IMI aktif menjalin kerja sama dengan berbagai instansi terkait, termasuk pemerintah dan pihak swasta, untuk memajukan ekosistem otomotif. Pendekatan kolaboratif ini adalah langkah yang memperkuat sinergi antara berbagai sektor, memastikan pertumbuhan yang berkelanjutan dan komprehensif. ini mencerminkan visi IMI untuk menjadi organisasi yang inklusif dan progresif, mendorong inovasi di setiap lini.
bahwa pengembangan industri otomotif memerlukan dukungan dari berbagai pihak menjadi pendorong utama ini. IMI tidak dapat bekerja sendiri; kolaborasi dengan pemerintah akan membantu dalam regulasi dan dukungan infrastruktur, sementara dengan swasta membuka peluang sponsorship dan inovasi. Ini hambatan yang mungkin timbul jika hanya bergerak secara parsial, membangun ekosistem yang solid.
berbagai dukungan bagi IMI melalui Kementerian terkait, seperti Kemenpora dan Kementerian Pariwisata. ini terwujud dalam dukungan terhadap event besar seperti Mandalika dan Rally Championship 2026. Sinergi ini memastikan bahwa event otomotif internasional dapat terselenggara dengan sukses, mengangkat citra Indonesia di mata dunia dan menarik investasi yang signifikan.
Kerja sama dengan pihak swasta juga sangat vital. Sponsor dari perusahaan otomotif, ban, pelumas, hingga telekomunikasi memberikan dukungan finansial dan teknis. Selain itu, kerja sama dengan industri modifikasi dan gaya hidup otomotif, seperti dalam Dukungan Indonesia Modification & Lifestyle Expo (IMX) 2025, memperluas jangkauan IMI di luar balap kompetitif, merangkul setiap aspek dunia otomotif nasional yang beragam.

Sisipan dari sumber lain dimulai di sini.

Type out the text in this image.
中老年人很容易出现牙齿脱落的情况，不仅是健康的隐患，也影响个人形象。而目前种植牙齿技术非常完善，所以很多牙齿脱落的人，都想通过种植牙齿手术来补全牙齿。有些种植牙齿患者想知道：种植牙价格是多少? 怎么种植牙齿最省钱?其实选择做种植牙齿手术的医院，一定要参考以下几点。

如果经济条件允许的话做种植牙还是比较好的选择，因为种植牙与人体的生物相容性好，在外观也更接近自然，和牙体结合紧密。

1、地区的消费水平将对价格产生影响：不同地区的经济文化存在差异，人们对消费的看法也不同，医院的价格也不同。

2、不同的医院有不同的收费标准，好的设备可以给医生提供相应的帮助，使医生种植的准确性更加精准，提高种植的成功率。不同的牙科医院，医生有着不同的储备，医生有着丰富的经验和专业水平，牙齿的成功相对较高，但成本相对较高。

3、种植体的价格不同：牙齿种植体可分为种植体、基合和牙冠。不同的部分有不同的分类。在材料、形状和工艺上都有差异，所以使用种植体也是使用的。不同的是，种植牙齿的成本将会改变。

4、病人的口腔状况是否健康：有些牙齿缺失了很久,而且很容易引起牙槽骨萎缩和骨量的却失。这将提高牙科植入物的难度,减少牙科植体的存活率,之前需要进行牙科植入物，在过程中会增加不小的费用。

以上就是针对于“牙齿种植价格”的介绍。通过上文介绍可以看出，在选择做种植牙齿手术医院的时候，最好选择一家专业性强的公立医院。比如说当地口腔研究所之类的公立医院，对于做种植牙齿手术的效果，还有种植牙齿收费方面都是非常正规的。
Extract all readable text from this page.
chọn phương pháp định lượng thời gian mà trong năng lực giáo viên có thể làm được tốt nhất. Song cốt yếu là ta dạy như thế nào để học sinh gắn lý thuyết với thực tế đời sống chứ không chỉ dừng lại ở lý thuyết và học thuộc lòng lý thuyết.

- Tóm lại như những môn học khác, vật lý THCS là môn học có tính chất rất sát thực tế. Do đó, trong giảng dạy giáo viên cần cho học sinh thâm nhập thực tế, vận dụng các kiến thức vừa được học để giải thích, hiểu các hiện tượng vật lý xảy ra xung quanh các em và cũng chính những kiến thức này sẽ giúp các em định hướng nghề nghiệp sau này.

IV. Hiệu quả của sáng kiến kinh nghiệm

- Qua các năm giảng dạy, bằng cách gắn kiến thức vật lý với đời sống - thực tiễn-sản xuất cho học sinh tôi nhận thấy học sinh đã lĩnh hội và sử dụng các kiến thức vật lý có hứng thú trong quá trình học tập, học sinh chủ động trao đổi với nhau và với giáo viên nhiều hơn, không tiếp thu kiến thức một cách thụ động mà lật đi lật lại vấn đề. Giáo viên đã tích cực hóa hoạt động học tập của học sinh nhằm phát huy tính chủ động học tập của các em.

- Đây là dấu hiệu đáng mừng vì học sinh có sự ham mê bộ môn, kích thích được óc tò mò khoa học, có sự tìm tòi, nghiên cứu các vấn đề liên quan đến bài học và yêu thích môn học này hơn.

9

Di tingkat daerah, dorongan pembentukan IMI Kabupaten/Kota juga melibatkan kerja sama erat dengan pemerintah daerah dan komunitas lokal. Ini memastikan bahwa program-program IMI dapat menjangkau akar rumput, memfasilitasi Penyelenggaraan Kejurnas di berbagai regional dan mengidentifikasi talenta muda. Kolaborasi ini juga mendukung inisiatif seperti Edukasi Keselamatan Berkendara yang menyasar masyarakat luas, meningkatkan kesadaran dan keamanan berkendara.
Pengembangan Digital Motorsport juga memerlukan kerja sama dengan developer game, penyedia platform, dan komunitas e-sports. Ini adalah contoh bagaimana IMI beradaptasi dengan tren teknologi dan melibatkan pihak-pihak baru. Kerja sama ini tidak hanya memperluas disiplin motorsport, tetapi juga menciptakan peluang bisnis dan karir baru di era digital yang semakin maju.
Selain itu, kerja sama dengan lembaga pendidikan dan pelatihan juga penting untuk pembinaan atlet dan SDM otomotif. Melalui Karting Academy dan program serupa, IMI berkolaborasi dengan sekolah atau akademi balap untuk mencetak generasi pembalap dan teknisi profesional. Ini adalah investasi jangka panjang yang menjamin keselamatan dan masa depan motorsport Indonesia, menciptakan sumber daya manusia yang berkualitas.